The traceback we get is:
Traceback (most recent call last):
  File "/builds/bbb/bin/buildbot-bridge", line 9, in <module>
    load_entry_point('bbb==0.3', 'console_scripts', 'buildbot-bridge')()
  File "/builds/bbb/lib/python2.7/site-packages/bbb/runner.py", line 48, in main
    **kwargs
  File "/builds/bbb/lib/python2.7/site-packages/bbb/services.py", line 42, in __init__
    super(BuildbotListener, self).__init__(*args, events=events, **kwargs)
  File "/builds/bbb/lib/python2.7/site-packages/bbb/servicebase.py", line 215, in __init__
    super(ListenerService, self).__init__(*args, **kwargs)
  File "/builds/bbb/lib/python2.7/site-packages/bbb/servicebase.py", line 200, in __init__
    self.bbb_db = BBBDb(bbb_db)
  File "/builds/bbb/lib/python2.7/site-packages/bbb/servicebase.py", line 35, in __init__
    metadata.create_all(self.db)
  File "/builds/bbb/lib/python2.7/site-packages/sqlalchemy/sql/schema.py", line 3614, in create_all
    tables=tables)
  File "/builds/bbb/lib/python2.7/site-packages/sqlalchemy/engine/base.py", line 1842, in _run_visitor
    with self._optional_conn_ctx_manager(connection) as conn:
  File "/tools/python27/lib/python2.7/contextlib.py", line 17, in __enter__
    return self.gen.next()
  File "/builds/bbb/lib/python2.7/site-packages/sqlalchemy/engine/base.py", line 1835, in _optional_conn_ctx_manager
    with self.contextual_connect() as conn:
  File "/builds/bbb/lib/python2.7/site-packages/sqlalchemy/engine/base.py", line 2026, in contextual_connect
    self._wrap_pool_connect(self.pool.connect, None),
  File "/builds/bbb/lib/python2.7/site-packages/sqlalchemy/engine/base.py", line 2065, in _wrap_pool_connect
    e, dialect, self)
  File "/builds/bbb/lib/python2.7/site-packages/sqlalchemy/engine/base.py", line 1395, in _handle_dbapi_exception_noconnection
    exc_info
  File "/builds/bbb/lib/python2.7/site-packages/sqlalchemy/util/compat.py", line 199, in raise_from_cause
    reraise(type(exception), exception, tb=exc_tb)

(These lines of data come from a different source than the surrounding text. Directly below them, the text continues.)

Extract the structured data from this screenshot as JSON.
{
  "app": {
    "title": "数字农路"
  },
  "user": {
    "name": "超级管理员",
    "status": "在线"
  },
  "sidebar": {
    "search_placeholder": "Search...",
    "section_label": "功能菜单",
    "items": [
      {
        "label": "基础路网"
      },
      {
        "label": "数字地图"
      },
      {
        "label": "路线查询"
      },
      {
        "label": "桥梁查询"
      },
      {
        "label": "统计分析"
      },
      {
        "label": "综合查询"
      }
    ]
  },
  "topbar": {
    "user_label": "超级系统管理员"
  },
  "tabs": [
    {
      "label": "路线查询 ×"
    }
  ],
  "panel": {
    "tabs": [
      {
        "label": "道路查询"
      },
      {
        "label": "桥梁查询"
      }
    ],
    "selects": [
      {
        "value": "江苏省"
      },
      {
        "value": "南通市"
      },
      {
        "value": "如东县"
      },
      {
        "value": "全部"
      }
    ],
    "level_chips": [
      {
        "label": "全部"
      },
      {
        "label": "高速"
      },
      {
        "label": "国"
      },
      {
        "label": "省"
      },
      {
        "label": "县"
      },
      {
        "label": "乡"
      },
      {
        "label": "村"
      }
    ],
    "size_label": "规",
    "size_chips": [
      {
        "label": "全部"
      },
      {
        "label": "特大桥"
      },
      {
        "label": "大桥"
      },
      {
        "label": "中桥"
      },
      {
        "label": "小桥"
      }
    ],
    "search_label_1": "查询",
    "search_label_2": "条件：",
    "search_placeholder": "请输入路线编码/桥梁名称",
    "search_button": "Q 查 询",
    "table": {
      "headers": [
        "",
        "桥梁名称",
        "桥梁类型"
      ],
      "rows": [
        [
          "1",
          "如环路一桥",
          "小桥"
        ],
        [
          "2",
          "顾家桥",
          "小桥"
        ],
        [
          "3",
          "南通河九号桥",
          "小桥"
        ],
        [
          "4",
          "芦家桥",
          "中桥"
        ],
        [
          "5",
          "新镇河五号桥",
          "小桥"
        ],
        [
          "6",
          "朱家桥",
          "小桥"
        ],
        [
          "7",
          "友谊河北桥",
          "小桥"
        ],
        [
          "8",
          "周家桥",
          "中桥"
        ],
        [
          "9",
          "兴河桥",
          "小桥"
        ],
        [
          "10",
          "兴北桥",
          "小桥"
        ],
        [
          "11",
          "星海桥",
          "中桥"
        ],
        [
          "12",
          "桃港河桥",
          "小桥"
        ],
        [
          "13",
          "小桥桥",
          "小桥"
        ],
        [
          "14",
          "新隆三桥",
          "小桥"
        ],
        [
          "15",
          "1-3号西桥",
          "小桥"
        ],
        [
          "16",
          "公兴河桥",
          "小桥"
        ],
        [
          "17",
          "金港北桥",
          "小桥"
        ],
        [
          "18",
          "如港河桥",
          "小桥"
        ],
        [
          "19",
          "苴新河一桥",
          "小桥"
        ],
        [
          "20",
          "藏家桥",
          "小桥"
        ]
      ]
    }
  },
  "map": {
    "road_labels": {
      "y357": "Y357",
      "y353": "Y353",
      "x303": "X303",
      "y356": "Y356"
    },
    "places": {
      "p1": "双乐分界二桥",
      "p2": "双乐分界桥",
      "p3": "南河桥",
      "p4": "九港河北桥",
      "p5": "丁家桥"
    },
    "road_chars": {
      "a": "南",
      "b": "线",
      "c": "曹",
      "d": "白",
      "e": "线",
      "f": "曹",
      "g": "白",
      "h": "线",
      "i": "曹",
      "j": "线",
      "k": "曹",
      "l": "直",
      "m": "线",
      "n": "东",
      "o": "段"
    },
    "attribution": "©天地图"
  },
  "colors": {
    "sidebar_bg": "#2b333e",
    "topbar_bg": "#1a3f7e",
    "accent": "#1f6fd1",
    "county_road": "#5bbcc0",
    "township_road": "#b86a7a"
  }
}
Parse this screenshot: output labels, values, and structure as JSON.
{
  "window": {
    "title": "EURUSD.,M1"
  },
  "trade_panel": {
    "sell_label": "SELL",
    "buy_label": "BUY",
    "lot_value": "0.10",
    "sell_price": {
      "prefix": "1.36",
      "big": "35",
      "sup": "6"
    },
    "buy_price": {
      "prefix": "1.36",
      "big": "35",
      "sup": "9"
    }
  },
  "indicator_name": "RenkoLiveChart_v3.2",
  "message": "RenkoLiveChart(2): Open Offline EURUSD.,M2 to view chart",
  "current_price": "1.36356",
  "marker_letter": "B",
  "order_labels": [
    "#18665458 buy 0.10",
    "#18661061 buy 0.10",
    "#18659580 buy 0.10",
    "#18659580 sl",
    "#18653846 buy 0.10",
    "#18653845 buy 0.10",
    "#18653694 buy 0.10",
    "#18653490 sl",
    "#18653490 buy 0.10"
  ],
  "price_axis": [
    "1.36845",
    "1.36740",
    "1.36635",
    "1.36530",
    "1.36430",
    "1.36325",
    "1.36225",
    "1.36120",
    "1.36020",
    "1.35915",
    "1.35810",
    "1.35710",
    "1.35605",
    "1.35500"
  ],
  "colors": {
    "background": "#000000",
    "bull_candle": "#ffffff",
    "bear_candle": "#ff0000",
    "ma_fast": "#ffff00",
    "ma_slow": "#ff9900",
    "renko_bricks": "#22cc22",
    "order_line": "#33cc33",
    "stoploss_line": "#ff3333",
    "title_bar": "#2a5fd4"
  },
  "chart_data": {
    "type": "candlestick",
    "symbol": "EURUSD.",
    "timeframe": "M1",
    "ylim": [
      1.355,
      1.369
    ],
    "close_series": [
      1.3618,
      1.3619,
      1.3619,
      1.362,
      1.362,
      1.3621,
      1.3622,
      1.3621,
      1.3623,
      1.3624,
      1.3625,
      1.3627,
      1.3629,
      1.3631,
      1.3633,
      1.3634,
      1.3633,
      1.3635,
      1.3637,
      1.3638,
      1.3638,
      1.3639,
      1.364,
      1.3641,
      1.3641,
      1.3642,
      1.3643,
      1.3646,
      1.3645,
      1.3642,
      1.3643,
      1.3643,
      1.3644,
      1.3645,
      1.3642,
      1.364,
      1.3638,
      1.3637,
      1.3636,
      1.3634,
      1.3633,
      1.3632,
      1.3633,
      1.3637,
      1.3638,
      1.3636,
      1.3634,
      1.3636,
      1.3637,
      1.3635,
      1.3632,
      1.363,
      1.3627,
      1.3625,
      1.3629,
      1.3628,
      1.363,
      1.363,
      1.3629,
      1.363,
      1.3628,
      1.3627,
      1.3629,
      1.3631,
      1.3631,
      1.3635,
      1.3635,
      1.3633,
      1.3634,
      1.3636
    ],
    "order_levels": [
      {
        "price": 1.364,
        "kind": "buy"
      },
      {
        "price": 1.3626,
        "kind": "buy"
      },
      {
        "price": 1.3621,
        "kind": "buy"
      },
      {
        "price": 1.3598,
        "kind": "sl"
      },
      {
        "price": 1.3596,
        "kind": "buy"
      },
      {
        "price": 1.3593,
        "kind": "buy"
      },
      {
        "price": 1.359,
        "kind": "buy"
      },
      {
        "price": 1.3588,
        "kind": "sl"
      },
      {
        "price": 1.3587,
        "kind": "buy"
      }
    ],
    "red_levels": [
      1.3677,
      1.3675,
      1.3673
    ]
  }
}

  File "/builds/bbb/lib/python2.7/site-packages/sqlalchemy/engine/base.py", line 2061, in _wrap_pool_connect
    return fn()
  File "/builds/bbb/lib/python2.7/site-packages/sqlalchemy/pool.py", line 337, in connect
    return _ConnectionFairy._checkout(self)
  File "/builds/bbb/lib/python2.7/site-packages/sqlalchemy/pool.py", line 644, in _checkout
    fairy = _ConnectionRecord.checkout(pool)

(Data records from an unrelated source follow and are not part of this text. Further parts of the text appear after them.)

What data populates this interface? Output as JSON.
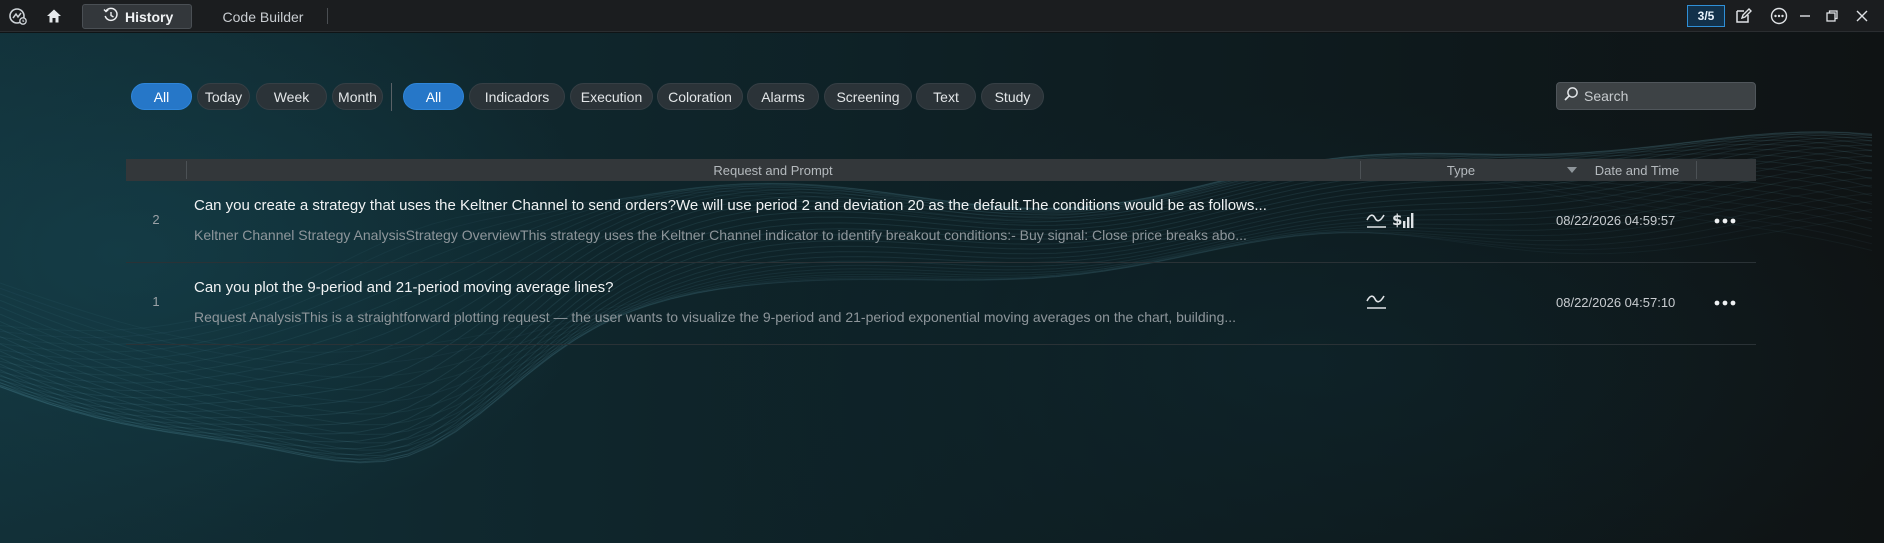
{
  "topbar": {
    "tabs": [
      {
        "label": "History",
        "active": true
      },
      {
        "label": "Code Builder",
        "active": false
      }
    ],
    "counter": "3/5"
  },
  "filters": {
    "time": [
      {
        "label": "All",
        "active": true
      },
      {
        "label": "Today",
        "active": false
      },
      {
        "label": "Week",
        "active": false
      },
      {
        "label": "Month",
        "active": false
      }
    ],
    "category": [
      {
        "label": "All",
        "active": true
      },
      {
        "label": "Indicadors",
        "active": false
      },
      {
        "label": "Execution",
        "active": false
      },
      {
        "label": "Coloration",
        "active": false
      },
      {
        "label": "Alarms",
        "active": false
      },
      {
        "label": "Screening",
        "active": false
      },
      {
        "label": "Text",
        "active": false
      },
      {
        "label": "Study",
        "active": false
      }
    ],
    "search_placeholder": "Search"
  },
  "table": {
    "columns": {
      "request": "Request and Prompt",
      "type": "Type",
      "datetime": "Date and Time"
    },
    "rows": [
      {
        "num": "2",
        "title": "Can you create a strategy that uses the Keltner Channel to send orders?We will use period 2 and deviation 20 as the default.The conditions would be as follows...",
        "summary": "Keltner Channel Strategy AnalysisStrategy OverviewThis strategy uses the Keltner Channel indicator to identify breakout conditions:- Buy signal: Close price breaks abo...",
        "types": [
          "indicator-icon",
          "execution-icon"
        ],
        "datetime": "08/22/2026 04:59:57"
      },
      {
        "num": "1",
        "title": "Can you plot the 9-period and 21-period moving average lines?",
        "summary": "Request AnalysisThis is a straightforward plotting request — the user wants to visualize the 9-period and 21-period exponential moving averages on the chart, building...",
        "types": [
          "indicator-icon"
        ],
        "datetime": "08/22/2026 04:57:10"
      }
    ]
  },
  "colors": {
    "accent": "#2677c8",
    "background": "#0f1416"
  }
}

  File "/builds/bbb/lib/python2.7/site-packages/sqlalchemy/pool.py", line 439, in checkout
    rec = pool._do_get()
  File "/builds/bbb/lib/python2.7/site-packages/sqlalchemy/pool.py", line 964, in _do_get
    self._dec_overflow()
  File "/builds/bbb/lib/python2.7/site-packages/sqlalchemy/util/langhelpers.py", line 60, in __exit__
    compat.reraise(exc_type, exc_value, exc_tb)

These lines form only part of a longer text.